“Data is the new oil” was the slogan of the last decade. Companies were told how valuable their data was (or could be). They rushed to invest in a modern data stack and store terabytes of data in data warehouses. Data science teams crunched the numbers, and the analyses were supposed to be used to inform product decisions (or even, in some cases, customer-facing features like recommendation feeds).
There were success stories, but many organizations failed to execute. Siloed data (or data teams), expensive cloud data warehouses and rogue queries (that are now being downsized), and the absence of clean data pipelines (significant ops work to get the data in a refined state).
Now, with generative AI, is data still a moat? Is data more or less valuable when synthetic datasets account for a non-zero part of training and inference pipelines?
On the one hand, quality data still matters. A lot of focus on LLM improvement is on model and dataset size.
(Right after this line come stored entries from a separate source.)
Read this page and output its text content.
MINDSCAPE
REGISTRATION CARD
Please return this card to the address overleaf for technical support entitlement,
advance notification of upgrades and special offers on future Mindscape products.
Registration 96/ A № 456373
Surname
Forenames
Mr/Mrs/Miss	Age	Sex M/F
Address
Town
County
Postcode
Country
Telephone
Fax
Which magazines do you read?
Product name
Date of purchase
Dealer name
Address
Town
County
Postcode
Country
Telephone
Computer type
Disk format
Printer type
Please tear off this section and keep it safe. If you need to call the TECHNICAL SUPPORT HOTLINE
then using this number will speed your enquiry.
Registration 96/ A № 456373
There’s some early evidence that LLMs can be greatly influenced by the data quality they are trained with. WizardLM, TinyStories, and phi-1 are some examples. Likewise, RLHF datasets also matter.
On the other hand, ~100 data points is enough for significant improvement in fine-tuning for output format and custom style. LLM researchers at Databricks, Meta, Spark, and Audible did some empirical analysis on how much data is needed to fine-tune. This amount of data is easy to create or curate manually.
Model distillation is real and simple to do. You can use LLMs to generate synthetic data to train or fine-tune your own LLM, and some of the knowledge will transfer over. This is only an issue if you expose the raw LLM to a counterparty (not so much if used internally), but that means that any data that isn’t especially unique can be copied easily.